Download Raw Diff

Details

Reviewers

Commits

rG132fbf5476e1: [X86] Don't turn (c?-v:v) into (c?-v:0) by blindly using PSIGN.
rL261023: [X86] Don't turn (c?-v:v) into (c?-v:0) by blindly using PSIGN.

Summary

Currently, we sometimes miscompile this vector pattern:

(c ? -v : v)

We lower it to (because "c" is <4 x i1>, lowered as a vector mask):

(~c & v) | (c & -v)

When we have SSSE3, we incorrectly lower that to PSIGN, which does:

(c < 0 ? -v : c > 0 ? v : 0)

in other words, when c is either all-ones or all-zero:

(c ? -v : 0)

While this is an old bug, it rarely triggers because the PSIGN combine
is too sensitive to operand order. This will be improved separately.
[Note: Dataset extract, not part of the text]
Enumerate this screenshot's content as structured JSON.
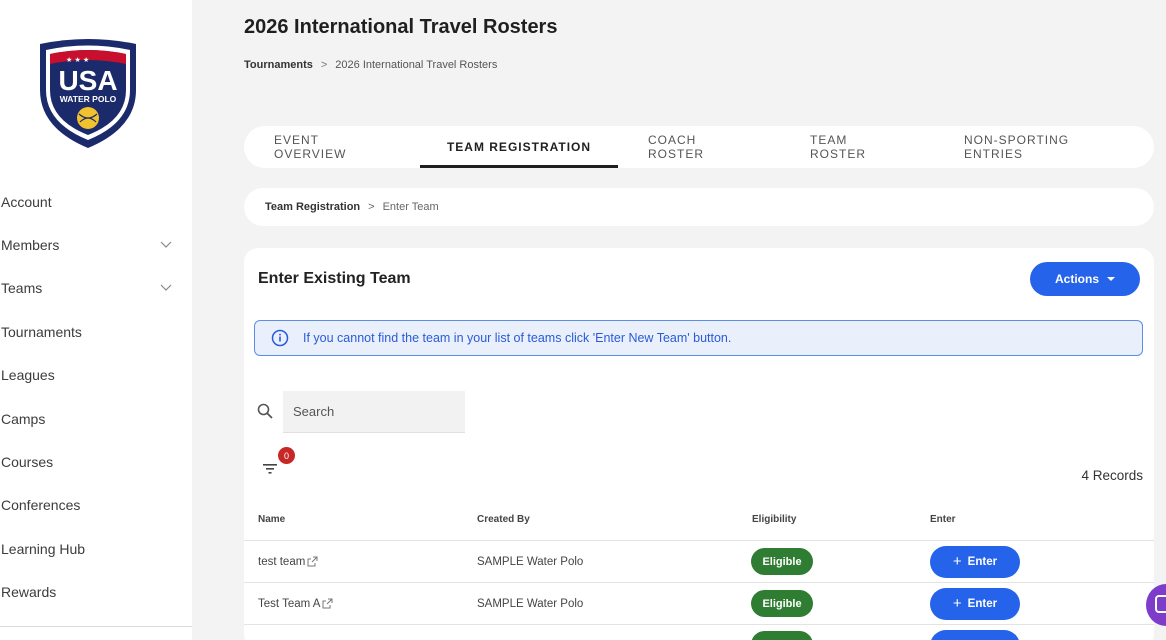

Note that the PSIGN tests are also incorrect.
Consider test/CodeGen/X86/vec-sign.ll:

%b.lobit = ashr <4 x i32> %b, <i32 31, i32 31, i32 31, i32 31>
%sub = sub nsw <4 x i32> zeroinitializer, %a
%0 = xor <4 x i32> %b.lobit, <i32 -1, i32 -1, i32 -1, i32 -1>
%1 = and <4 x i32> %a, %0
%2 = and <4 x i32> %b.lobit, %sub
%cond = or <4 x i32> %1, %2
ret <4 x i32> %cond

if %b is zero:

%b.lobit = <4 x i32> zeroinitializer
%sub = sub nsw <4 x i32> zeroinitializer, %a
%0 = <4 x i32> <i32 -1, i32 -1, i32 -1, i32 -1>
%1 = <4 x i32> %a
%2 = <4 x i32> zeroinitializer
%cond = or <4 x i32> %a, zeroinitializer
ret <4 x i32> %a

whereas we currently generate:

psignd %xmm1, %xmm0
retq

which returns 0, as %xmm1 is 0.

Instead of directly using c as a mask, avoid the zero case by setting
any bit (other than the sign bit). This lets PSIGN default to the
positive case, while not changing the "negative" (all ones) case.
With that, the generated sequence correctly implements:

(c ? -v : v)

Fixes PR26110.

Diff Detail

Repository: rL LLVM

Event Timeline

ab updated this revision to Diff 47760.Feb 11 2016, 6:08 PM

ab retitled this revision from to [X86] Don't turn (c?-v:v) into (c?-v:0) by blindly using PSIGN..

ab updated this object.

ab added subscribers: RKSimon, spatel, craig.topper and 3 others.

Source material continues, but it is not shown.